Everyone I talk to with jobs related to production or manufacturing have slowed down very noticeably in the last few months. Remember when no one could hire enough? Not it seems like layoffs are the new buzz
Great Depression, Part Two, is pending.
Yes, business is slowing, it’s a recession.
“Heck, this company started during the great depression-—if this keeps up it will be closed in a matter of 6 months.”
Cause the blind fail to see the current onset of Great Depression 2.0
Yes. We deal with manufacturers as well as provide end-user services. The former has shown severe contraction. People don’t have the money right now and are trying to weather the storm.
No, not at all, real busy for me, but since I am basically a drug dealer, I always have a lot of work and get about 5 new customers every week and it never stops.
Same thing with the chip shortage. There is none and folks I know can’t sell any!
Our housing and infrastructure products business has been slowing (siding, roofing, PVC pipe including residential/municipal/mining, fencing, decking) with the housing start decline. Our chemicals business is doing ok not great, with caustic underpinning our profitability, along with reasonable energy and raw mat’l costs. Our raw material pricing is pinned to natural gas, not oil, so we’ve been pretty well positioned versus companies that crack naptha (mostly overseas competition).
The aerospace and rocket manufacturing business is um, booming ;-)
I work for one of the largest money making companies on the planet. Sometimes we are busy and sometimes we are slow, but we have been in constant hiring mode since COVID because we can’t keep employees at my site. So right now we are kind of slow but through the constant attrition of employees we stay fairly busy.
Well, I’m slow in retirement.
But then...I’m old.
I am sorry to hear how bad things are at your plant.
We are entering a “real” recession (although we’ve been in an economic recession for a while.)
We really haven’t been in a good ole high unemployment, contraction type of recession for almost 25 years.
This is what happens when the government sticks their noses into the economic cycles. The natural death and life of the cycle has been artificially held off since 2008. Now, when it happens the government is not going to have its normal “tools” to make it easier to survive.
Companies will fail. Housing will collapse. Taxes will go up.
In a year or so it will start coming back.
I’m retired now, but was in the electronics industry. Things were always slow this time of year. Between graduations, vacations and such, things would almost grind to a halt. That was in normal times. These aren’t really normal times though.

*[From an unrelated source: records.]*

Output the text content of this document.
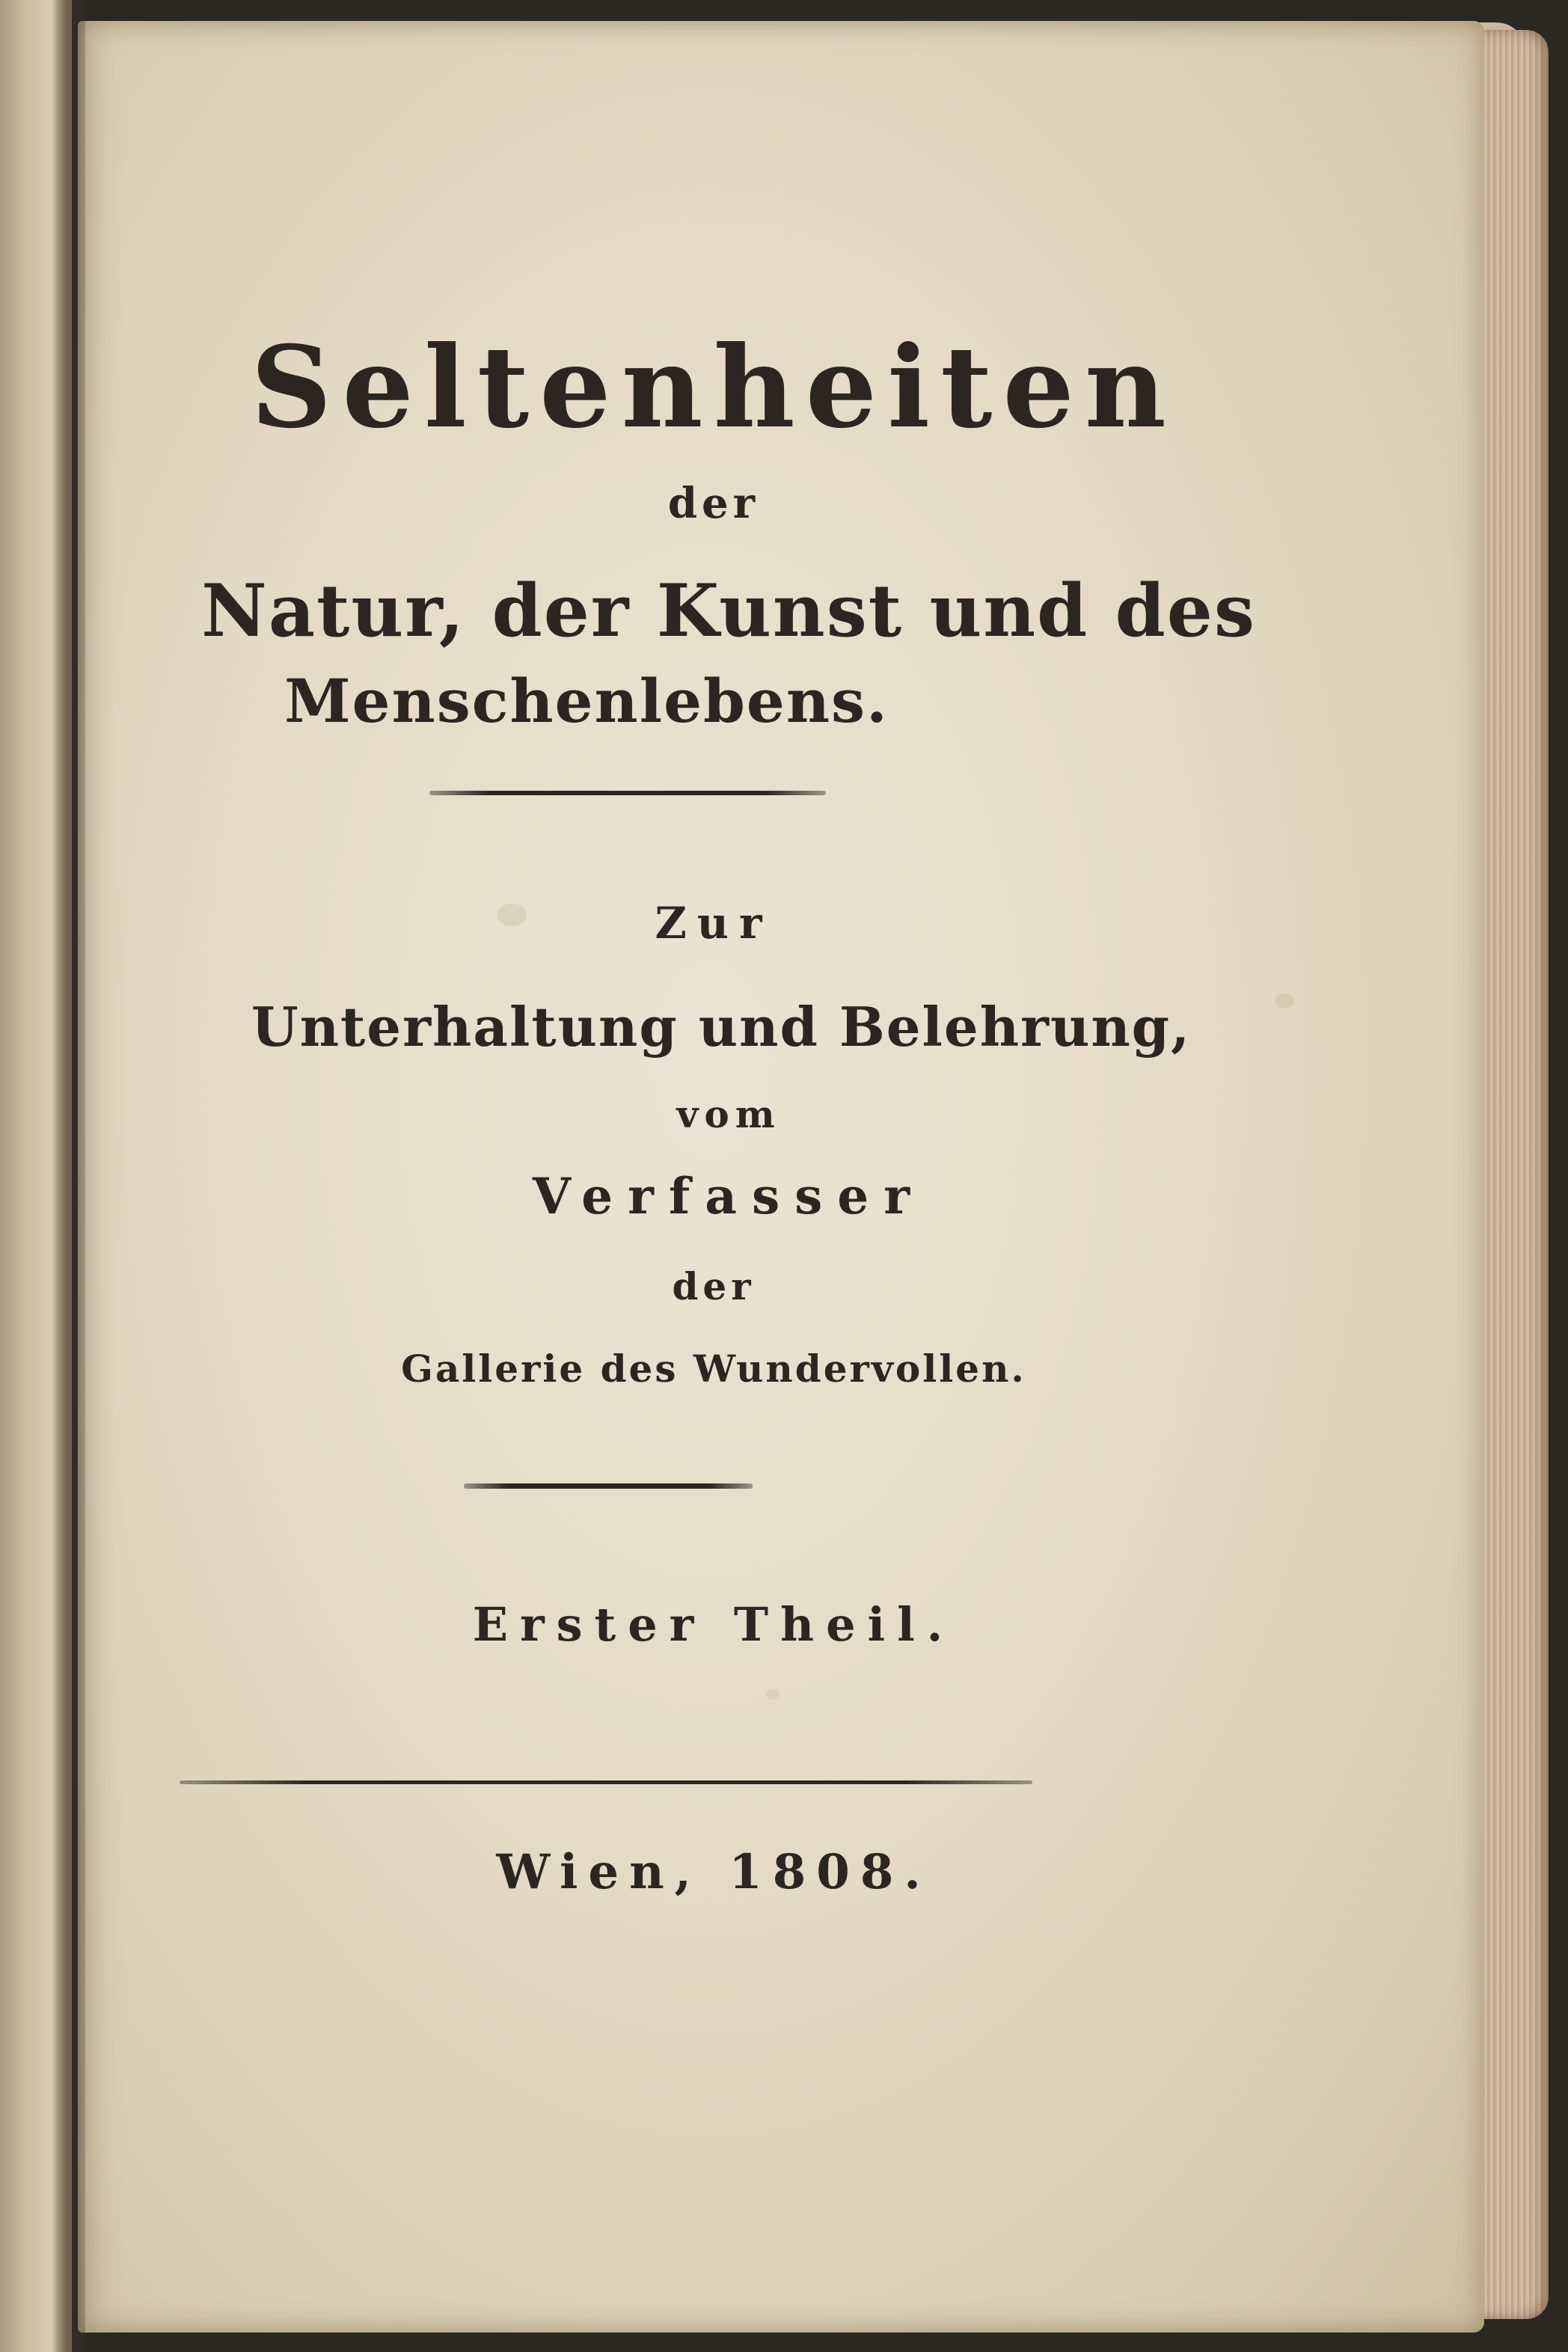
Seltenheiten
der
Natur, der Kunst und des
Menschenlebens.
Zur
Unterhaltung und Belehrung,
vom
Verfasser
der
Gallerie des Wundervollen.
Erster Theil.
Wien, 1808.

We’re not, but got some interesting scuttlebutt from the FedEx freight driver this morning:
They’ve never been so slow, workers/drivers have been furloughed and FE is closing a distribution hub to be “more efficient”.
It doesn’t bode well.
I am in avionics supply. Our business seems pretty strong at the moment, but we have a backlog because of parts shortages. I think covid has broken the white collar portion of our business. The factory is still producing. Time will tell.
I am in avionics supply. Our business seems pretty strong at the moment, but we have a backlog because of parts shortages. I think covid has broken the white collar portion of our business. The factory is still producing. Time will tell.
The Philadelphia Fed Manufacturing Index in the US increased to -10.4 in May of 2023 from a nearly three-year low of -31.3 in April, and better than market forecasts of -19.8. General manufacturing activity in Philadelphia continued to decline overall but at at the slowest pace in four months. New orders (-8.9 vs -22.7) and shipments (-4.7 vs -7.3) rose from last month but remained negative while employment declined (-8.6 vs -0.2). The price indexes remained below long-run averages, with the prices received index declining further (-7 vs -3.3) although prices paid increased slightly more (10.9 vs 8.2). The survey’s future indexes continued to reflect muted expectations for growth (-10.3 vs -1.5), with almost 37% of the firms expecting a decrease in activity over the next six months. source: Federal Reserve Bank of Philadelphia
and
The NY Empire State Manufacturing Index unexpectedly sank to -31.8 in May of 2023 from 10.8 in April, compared to forecasts of -3.75. It is the lowest reading in four months, pointing to a sharp drop in manufacturing business activity in the New York State, after a big rebound in April. New orders (-28 vs 25.1) and shipments (-16.4 vs 23.9) plunged after rising significantly last month. Also, delivery times shortened somewhat (-5.7 vs 0), inventories contracted (-12.3 vs 8.2) and both employment (-3.3 vs -8) and hours worked (-3.5 vs -6.4) edged lower for a fourth consecutive month. At the same time, prices increased slightly (34.9 vs 33) and capital spending plans turned sluggish (0.9, the lowest in three years). Meanwhile, the six-month business conditions index increased only marginally to 9.8 from 6.6, in a sign businesses continued to expect little improvement in conditions over the next six months. source: Federal Reserve Bank of New York
I’m in Pharma in IT and we are going gangbusters.